The problem in this case is the constructor injection. In order to rebase a constructor, Byte Buddy needs to create an additional type and creates a class like the following:

class MyClass {

    private synthetic MyClass(String aParam, $SomeType ignored) {
        System.out.println("constructor called");
    }

    @Inject
    public MyClass(String aParam) {
      this(aParam, null);
      // Instrumentation logic.
    }
}

The additional type is unfortunately necessary to create a unique signature for the rebased constructors. With methods, Byte Buddy can rather change the name but for constructors that is not possible as they must be named <init> in the class file to be recognized as constructors.

Byte Buddy tries to only load auxiliary classes after a type was instrumented. Depending on the virtual machine, loading a class that references another class causes the loading of the referenced type. If this type is the instrumented class, the instrumentation aborts the ongoing instrumentation for the circularity.

Therefore, Byte Buddy makes sure that any auxiliary type is only loaded at the first possible point after it can be sure that the instrumented type is loaded.
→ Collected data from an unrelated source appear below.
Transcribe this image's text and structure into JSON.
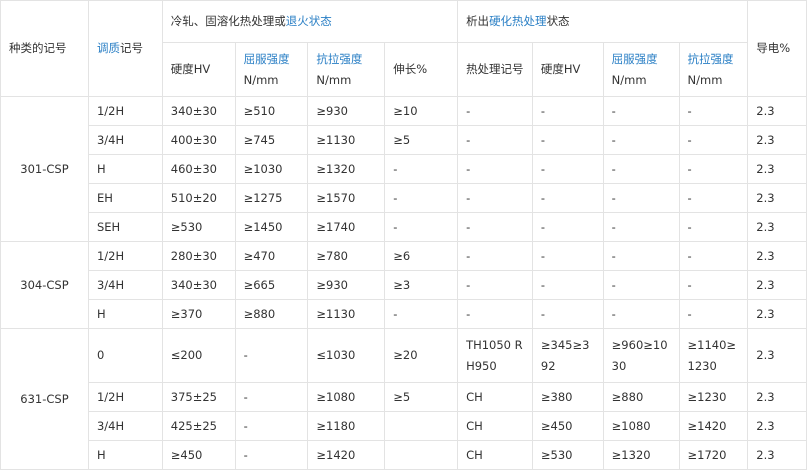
{
  "header": {
    "kind_code": "种类的记号",
    "temper": {
      "link": "调质",
      "rest": "记号"
    },
    "group1": {
      "pre": "冷轧、固溶化热处理或",
      "link": "退火状态"
    },
    "group2": {
      "pre": "析出",
      "link": "硬化热处理",
      "post": "状态"
    },
    "hardness": "硬度HV",
    "yield": "屈服强度",
    "tensile": "抗拉强度",
    "unit": "N/mm",
    "elong": "伸长%",
    "heat_code": "热处理记号",
    "cond": "导电%"
  },
  "groups": [
    {
      "kind": "301-CSP",
      "rows": [
        {
          "temper": "1/2H",
          "hv": "340±30",
          "ys": "≥510",
          "ts": "≥930",
          "el": "≥10",
          "ht": "-",
          "hv2": "-",
          "ys2": "-",
          "ts2": "-",
          "cond": "2.3"
        },
        {
          "temper": "3/4H",
          "hv": "400±30",
          "ys": "≥745",
          "ts": "≥1130",
          "el": "≥5",
          "ht": "-",
          "hv2": "-",
          "ys2": "-",
          "ts2": "-",
          "cond": "2.3"
        },
        {
          "temper": "H",
          "hv": "460±30",
          "ys": "≥1030",
          "ts": "≥1320",
          "el": "-",
          "ht": "-",
          "hv2": "-",
          "ys2": "-",
          "ts2": "-",
          "cond": "2.3"
        },
        {
          "temper": "EH",
          "hv": "510±20",
          "ys": "≥1275",
          "ts": "≥1570",
          "el": "-",
          "ht": "-",
          "hv2": "-",
          "ys2": "-",
          "ts2": "-",
          "cond": "2.3"
        },
        {
          "temper": "SEH",
          "hv": "≥530",
          "ys": "≥1450",
          "ts": "≥1740",
          "el": "-",
          "ht": "-",
          "hv2": "-",
          "ys2": "-",
          "ts2": "-",
          "cond": "2.3"
        }
      ]
    },
    {
      "kind": "304-CSP",
      "rows": [
        {
          "temper": "1/2H",
          "hv": "280±30",
          "ys": "≥470",
          "ts": "≥780",
          "el": "≥6",
          "ht": "-",
          "hv2": "-",
          "ys2": "-",
          "ts2": "-",
          "cond": "2.3"
        },
        {
          "temper": "3/4H",
          "hv": "340±30",
          "ys": "≥665",
          "ts": "≥930",
          "el": "≥3",
          "ht": "-",
          "hv2": "-",
          "ys2": "-",
          "ts2": "-",
          "cond": "2.3"
        },
        {
          "temper": "H",
          "hv": "≥370",
          "ys": "≥880",
          "ts": "≥1130",
          "el": "-",
          "ht": "-",
          "hv2": "-",
          "ys2": "-",
          "ts2": "-",
          "cond": "2.3"
        }
      ]
    },
    {
      "kind": "631-CSP",
      "rows": [
        {
          "temper": "0",
          "hv": "≤200",
          "ys": "-",
          "ts": "≤1030",
          "el": "≥20",
          "ht": "TH1050 RH950",
          "hv2": "≥345≥392",
          "ys2": "≥960≥1030",
          "ts2": "≥1140≥1230",
          "cond": "2.3"
        },
        {
          "temper": "1/2H",
          "hv": "375±25",
          "ys": "-",
          "ts": "≥1080",
          "el": "≥5",
          "ht": "CH",
          "hv2": "≥380",
          "ys2": "≥880",
          "ts2": "≥1230",
          "cond": "2.3"
        },
        {
          "temper": "3/4H",
          "hv": "425±25",
          "ys": "-",
          "ts": "≥1180",
          "el": "",
          "ht": "CH",
          "hv2": "≥450",
          "ys2": "≥1080",
          "ts2": "≥1420",
          "cond": "2.3"
        },
        {
          "temper": "H",
          "hv": "≥450",
          "ys": "-",
          "ts": "≥1420",
          "el": "",
          "ht": "CH",
          "hv2": "≥530",
          "ys2": "≥1320",
          "ts2": "≥1720",
          "cond": "2.3"
        }
      ]
    }
  ]
}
And it does this by adding a self-initialization into the instrumented class's class initializer. In a way, Byte Buddy adds a block:

static {
  ByteBuddy.loadAuxiliaryTypes(MyClass.class);
}

If this block is not executed before reflecting on the class, the auxiliary type is not loaded and the exception you encounter is thrown. If you called:

Class.forName("test.MyClass", true, getClass().getClassLoader());

instead of loadClass, the problem would not occur where the second parameter indicates to execute the class initializer eagerly. Also, the initializer is executed if you create an instance.

Of course, this is not satisfactory, I am now adding some logic to decide for an auxiliary type if it can be loaded during the instrumentation to avoid such errors.